Rozdział 10

1.7K 76 1
                                    

Dixie 

- Słucham? - zmarszczyłam czoło, kiedy telefon ciągle brzęczał na szafce przy łóżku. Kolejny już raz po drugiej stronie nikt się nie odzywał. Na domiar złego to był całkowicie inny nieznany. Wcześniej miewałam głuche telefony, ale nie aż tak często. - Halo! - zmęczona i zdenerwowana uniosłam głos. Znowu nic, jedynie jakiś szum. Kliknęłam w czerwoną słuchawkę ponownie blokując numer. 

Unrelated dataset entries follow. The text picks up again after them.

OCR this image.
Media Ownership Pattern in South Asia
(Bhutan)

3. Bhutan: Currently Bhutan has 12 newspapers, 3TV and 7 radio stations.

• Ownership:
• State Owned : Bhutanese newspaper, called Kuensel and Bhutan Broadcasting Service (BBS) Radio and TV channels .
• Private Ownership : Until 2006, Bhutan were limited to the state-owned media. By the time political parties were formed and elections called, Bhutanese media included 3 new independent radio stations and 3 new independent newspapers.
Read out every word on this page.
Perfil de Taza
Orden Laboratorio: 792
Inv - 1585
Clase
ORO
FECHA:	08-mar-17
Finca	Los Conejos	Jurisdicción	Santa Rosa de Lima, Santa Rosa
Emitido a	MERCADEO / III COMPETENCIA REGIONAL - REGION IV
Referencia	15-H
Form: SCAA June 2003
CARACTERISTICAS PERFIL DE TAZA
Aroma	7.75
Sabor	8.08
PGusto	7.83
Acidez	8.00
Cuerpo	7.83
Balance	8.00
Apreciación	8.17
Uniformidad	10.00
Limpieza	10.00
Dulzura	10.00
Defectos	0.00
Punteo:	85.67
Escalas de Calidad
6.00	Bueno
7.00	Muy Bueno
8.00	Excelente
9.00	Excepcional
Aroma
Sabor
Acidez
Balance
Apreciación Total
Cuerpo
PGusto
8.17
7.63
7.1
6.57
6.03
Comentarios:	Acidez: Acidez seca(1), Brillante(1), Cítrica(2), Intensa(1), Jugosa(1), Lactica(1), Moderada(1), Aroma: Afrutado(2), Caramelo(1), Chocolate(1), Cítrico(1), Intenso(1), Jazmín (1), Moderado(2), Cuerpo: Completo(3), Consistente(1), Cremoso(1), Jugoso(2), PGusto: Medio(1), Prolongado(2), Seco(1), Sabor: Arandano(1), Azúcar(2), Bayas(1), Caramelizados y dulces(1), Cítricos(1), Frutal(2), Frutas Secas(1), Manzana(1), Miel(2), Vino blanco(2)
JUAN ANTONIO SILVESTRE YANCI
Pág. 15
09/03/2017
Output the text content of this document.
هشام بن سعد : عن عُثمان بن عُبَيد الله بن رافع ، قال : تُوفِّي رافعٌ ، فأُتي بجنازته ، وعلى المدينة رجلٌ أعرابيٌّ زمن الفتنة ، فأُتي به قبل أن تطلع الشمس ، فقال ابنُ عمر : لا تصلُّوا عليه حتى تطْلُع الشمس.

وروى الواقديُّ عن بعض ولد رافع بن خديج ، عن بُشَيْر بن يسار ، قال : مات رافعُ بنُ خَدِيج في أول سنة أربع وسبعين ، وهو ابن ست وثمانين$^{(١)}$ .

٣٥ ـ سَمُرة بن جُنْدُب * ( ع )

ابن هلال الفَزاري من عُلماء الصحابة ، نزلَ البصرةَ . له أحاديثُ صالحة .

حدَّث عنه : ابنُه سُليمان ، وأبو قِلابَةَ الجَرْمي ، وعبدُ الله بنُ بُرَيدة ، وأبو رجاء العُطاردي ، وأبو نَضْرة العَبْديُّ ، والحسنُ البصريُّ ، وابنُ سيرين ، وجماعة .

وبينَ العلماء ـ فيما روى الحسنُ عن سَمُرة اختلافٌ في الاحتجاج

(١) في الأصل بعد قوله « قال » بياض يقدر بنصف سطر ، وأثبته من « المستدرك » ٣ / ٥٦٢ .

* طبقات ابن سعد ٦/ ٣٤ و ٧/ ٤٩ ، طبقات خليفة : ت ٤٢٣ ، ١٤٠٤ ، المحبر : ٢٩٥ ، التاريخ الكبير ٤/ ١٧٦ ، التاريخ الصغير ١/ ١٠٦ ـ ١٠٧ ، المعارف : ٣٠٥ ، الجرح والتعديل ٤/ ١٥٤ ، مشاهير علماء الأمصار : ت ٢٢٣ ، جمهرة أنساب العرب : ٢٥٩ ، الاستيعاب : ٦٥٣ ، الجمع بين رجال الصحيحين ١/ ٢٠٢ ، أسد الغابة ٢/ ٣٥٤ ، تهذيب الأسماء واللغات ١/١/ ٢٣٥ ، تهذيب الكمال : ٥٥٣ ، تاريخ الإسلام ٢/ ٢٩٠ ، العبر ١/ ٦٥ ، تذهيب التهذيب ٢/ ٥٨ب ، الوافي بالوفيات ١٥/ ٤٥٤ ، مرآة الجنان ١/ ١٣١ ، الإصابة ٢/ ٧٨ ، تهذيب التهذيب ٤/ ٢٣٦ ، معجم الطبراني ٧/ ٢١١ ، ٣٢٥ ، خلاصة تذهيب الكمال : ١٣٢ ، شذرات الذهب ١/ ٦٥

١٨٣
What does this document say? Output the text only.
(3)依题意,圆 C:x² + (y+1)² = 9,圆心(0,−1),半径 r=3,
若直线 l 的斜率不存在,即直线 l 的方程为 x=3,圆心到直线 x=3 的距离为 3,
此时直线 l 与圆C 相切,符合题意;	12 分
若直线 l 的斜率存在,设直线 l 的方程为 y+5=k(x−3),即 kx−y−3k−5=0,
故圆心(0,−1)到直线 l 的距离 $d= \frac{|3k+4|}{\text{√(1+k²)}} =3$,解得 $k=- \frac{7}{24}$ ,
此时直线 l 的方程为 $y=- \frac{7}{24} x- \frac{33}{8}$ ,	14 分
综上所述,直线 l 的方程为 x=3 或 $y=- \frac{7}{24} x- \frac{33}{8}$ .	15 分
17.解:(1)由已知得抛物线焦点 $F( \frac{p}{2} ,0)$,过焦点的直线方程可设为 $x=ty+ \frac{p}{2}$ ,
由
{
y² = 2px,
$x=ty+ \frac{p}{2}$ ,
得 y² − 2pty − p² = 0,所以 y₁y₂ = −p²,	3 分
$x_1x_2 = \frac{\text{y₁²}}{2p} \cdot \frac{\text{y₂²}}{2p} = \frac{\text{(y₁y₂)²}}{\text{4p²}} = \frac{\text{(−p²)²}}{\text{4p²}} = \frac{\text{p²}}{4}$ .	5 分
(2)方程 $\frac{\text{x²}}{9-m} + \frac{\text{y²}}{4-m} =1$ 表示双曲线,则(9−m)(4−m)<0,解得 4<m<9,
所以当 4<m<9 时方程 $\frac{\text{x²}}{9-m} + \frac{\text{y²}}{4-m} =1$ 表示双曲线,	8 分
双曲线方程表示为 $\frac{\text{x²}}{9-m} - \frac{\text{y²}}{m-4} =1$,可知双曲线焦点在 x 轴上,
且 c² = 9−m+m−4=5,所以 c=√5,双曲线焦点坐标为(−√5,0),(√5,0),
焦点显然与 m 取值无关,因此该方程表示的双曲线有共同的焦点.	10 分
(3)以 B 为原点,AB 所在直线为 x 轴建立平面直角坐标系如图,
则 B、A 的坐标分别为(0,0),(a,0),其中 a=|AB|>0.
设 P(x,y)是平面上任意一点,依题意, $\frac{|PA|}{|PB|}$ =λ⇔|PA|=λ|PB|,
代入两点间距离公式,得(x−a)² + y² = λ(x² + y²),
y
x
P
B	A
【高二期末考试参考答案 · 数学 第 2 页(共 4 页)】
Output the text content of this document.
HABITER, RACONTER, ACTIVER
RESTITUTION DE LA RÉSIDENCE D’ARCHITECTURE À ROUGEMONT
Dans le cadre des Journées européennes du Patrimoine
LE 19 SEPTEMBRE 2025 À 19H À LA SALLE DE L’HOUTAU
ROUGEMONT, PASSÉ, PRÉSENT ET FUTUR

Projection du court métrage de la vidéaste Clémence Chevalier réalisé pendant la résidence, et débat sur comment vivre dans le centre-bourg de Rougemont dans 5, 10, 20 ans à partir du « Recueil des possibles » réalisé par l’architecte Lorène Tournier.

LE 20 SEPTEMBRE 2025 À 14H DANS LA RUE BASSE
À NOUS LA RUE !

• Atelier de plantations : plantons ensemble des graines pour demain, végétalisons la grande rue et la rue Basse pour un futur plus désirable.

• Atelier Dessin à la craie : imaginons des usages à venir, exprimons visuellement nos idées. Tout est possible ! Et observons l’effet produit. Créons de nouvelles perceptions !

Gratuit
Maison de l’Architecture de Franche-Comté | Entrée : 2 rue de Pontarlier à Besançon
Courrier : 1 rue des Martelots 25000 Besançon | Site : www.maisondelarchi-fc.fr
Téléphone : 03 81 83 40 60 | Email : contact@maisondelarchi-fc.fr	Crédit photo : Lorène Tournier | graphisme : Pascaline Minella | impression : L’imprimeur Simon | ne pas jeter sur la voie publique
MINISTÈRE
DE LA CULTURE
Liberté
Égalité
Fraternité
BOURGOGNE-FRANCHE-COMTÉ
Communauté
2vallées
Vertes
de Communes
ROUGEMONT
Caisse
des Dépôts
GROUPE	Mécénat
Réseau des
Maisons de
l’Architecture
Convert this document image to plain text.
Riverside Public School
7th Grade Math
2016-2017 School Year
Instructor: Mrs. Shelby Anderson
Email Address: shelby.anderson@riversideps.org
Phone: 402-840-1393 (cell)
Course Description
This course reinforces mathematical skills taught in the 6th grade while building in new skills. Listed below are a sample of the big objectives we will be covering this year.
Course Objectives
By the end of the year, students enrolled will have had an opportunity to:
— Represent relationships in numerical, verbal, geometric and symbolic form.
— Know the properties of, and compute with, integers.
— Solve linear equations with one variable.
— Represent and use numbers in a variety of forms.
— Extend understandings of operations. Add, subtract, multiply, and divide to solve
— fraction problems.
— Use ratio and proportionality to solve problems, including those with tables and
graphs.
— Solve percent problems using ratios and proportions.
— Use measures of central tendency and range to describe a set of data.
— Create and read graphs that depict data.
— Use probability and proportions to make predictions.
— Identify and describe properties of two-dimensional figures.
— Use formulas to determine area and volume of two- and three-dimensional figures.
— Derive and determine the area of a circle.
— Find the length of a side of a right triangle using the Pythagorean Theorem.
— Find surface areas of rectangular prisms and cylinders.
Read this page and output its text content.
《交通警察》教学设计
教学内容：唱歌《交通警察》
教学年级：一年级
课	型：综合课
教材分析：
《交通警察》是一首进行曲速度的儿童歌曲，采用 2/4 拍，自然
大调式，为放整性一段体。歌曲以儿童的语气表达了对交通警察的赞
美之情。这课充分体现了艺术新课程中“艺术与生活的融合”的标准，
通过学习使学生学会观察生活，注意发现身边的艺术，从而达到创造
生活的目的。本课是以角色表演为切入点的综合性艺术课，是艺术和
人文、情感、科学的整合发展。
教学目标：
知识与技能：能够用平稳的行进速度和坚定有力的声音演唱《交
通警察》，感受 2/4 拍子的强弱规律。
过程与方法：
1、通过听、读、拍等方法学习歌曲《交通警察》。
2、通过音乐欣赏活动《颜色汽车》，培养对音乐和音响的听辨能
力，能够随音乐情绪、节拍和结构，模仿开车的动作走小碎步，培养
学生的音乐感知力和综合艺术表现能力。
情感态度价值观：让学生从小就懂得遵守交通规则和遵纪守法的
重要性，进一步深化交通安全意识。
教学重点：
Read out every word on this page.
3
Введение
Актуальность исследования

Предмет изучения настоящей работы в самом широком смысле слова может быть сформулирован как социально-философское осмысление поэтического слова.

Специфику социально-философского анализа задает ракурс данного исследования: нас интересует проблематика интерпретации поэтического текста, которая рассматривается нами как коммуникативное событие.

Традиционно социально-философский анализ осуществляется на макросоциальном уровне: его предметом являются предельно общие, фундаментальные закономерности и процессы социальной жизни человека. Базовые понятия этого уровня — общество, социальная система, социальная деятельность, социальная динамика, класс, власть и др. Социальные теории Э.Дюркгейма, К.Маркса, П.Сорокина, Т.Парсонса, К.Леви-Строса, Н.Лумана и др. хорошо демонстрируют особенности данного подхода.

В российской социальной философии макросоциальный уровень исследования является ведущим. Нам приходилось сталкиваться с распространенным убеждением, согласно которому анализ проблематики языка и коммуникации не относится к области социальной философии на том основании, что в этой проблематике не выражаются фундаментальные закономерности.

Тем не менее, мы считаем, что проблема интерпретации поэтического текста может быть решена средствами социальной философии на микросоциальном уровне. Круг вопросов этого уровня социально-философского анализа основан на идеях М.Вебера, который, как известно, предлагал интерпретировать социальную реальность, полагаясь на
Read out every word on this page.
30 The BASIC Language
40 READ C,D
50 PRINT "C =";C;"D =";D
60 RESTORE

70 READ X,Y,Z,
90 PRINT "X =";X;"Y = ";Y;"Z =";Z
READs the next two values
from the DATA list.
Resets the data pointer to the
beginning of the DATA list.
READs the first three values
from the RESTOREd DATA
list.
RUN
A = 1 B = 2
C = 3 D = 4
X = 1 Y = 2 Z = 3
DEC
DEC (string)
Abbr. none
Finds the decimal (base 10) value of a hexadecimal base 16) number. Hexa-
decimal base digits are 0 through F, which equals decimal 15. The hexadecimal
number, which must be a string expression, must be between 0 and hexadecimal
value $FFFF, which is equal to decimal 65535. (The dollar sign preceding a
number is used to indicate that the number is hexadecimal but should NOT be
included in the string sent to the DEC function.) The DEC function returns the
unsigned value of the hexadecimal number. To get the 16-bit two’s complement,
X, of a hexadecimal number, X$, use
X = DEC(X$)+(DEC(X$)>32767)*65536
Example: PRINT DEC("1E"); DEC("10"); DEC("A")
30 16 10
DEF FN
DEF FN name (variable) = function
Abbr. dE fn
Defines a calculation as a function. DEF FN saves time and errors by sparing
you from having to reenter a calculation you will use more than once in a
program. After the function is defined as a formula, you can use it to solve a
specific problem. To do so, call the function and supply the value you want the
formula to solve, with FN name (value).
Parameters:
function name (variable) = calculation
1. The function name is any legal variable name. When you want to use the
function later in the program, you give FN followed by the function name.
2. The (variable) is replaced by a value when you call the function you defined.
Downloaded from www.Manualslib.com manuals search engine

Dupki! Zapewne to jakieś dzieciaki robiły sobie żarty. Przez ponad miesiąc we Francji nauczyłam się tego, że tamtejsza młodzież była bardziej kreatywniejsza niż ta z mojego osiedla w chociażby Londynie. Nie raz z balkonu kamienicy widziałam biegnącą babcię z bagietką za jakimś szczeniakiem, który postanowił zrobić nieśmieszny żart w postaci kradzieży zwykłej bułki. 

Pik! Pik! Pik!

Och! Przycisnęłam policzek do poduszki jęcząc. Zerknęłam kątem oka na czerwone cyfry w zegarze. Zbliżała się dwudziesta druga. Następnego dnia miałam wolne, więc ociężale sięgnęłam znowu po telefon. 

Flora: Powiedz, że nie śpisz w tym swoim zapyziałym, paryskim łożu. 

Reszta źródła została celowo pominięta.